The young cashier flipped the teapot around in her hands a few times, perhaps hoping a barcode would mysteriously manifest itself. It didn’t. She turned to her customer again and uttered words I’ll forever recall whenever I enter a retail checkout line: “I can’t scan it, so I can’t sell it to you.” She proceeded to put the teapot on the counter behind her and continued processing the customer’s other items.

At this point, the customer appeared almost dazed at what had happened. She opened her mouth to speak as the cashier continued to ring up her purchases, but then she closed it again. Instead, she turned to us, still waiting patiently in the line right behind her. If her facial expression were an instant message window, it would have said “WTF” with an obscene number of question marks after it. I looked back at her, almost equally stunned at the cashier’s actions. All the while, the cashier continued to scan the rest of her items.

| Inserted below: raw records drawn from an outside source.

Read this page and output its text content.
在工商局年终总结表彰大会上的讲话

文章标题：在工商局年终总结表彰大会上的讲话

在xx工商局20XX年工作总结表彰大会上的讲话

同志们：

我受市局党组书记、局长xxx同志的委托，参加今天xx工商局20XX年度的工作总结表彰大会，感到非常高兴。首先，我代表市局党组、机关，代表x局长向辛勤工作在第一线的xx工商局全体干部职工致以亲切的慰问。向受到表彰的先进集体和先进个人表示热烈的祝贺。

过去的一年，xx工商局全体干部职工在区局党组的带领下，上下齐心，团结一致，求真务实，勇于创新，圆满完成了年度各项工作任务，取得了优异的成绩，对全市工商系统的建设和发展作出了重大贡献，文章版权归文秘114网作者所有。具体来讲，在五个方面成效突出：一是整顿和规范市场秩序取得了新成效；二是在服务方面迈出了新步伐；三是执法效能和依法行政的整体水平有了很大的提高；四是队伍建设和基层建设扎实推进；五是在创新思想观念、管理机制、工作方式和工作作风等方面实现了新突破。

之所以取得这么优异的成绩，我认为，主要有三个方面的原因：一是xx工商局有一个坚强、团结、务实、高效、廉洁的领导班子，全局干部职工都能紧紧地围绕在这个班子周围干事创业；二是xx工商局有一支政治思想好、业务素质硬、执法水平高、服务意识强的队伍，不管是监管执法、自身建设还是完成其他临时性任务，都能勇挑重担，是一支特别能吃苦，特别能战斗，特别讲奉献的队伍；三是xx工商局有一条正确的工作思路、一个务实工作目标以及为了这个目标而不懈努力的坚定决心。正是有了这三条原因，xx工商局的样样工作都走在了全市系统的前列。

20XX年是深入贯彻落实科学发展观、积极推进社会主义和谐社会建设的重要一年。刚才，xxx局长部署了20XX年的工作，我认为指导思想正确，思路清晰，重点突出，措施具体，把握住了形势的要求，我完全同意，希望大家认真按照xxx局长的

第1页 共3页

The woman opened her mouth to speak a second time, but she was interrupted by the cashier’s announcement of her transaction total. She looked back one more time at us but proceeded to whip out her credit card, paid for her purchases, and departed without saying a word.

I learned a very important lesson from that experience. It wasn’t that retail workers are becoming more and more uncaring, unresponsive, and unwilling to do more than their basic job functions; I already knew that part! My lesson learned is that people seem to be willing to let retail workers get away with that apathy and laziness. Had I been that woman, I would’ve had the cashier on the phone asking for a price check in two seconds flat. And then I would’ve spoken to her manager on the way out.

I can maybe understand why the woman might not have responded at first to the cashier’s rudeness and stupidity; it was a downright shocking experience. But to leave and let the cashier think that her actions were anything resembling proper behavior is almost as bad as the actions themselves.

So thank you, woman in Target, for allowing the apathy of the retail workforce to blossom unhindered. I’m sure we’ll appreciate your inaction even more in a few years when we consider a good customer service experience to be one where the cashier actually comes out of the break room to stand by her register as we scan and bag our purchases by ourselves.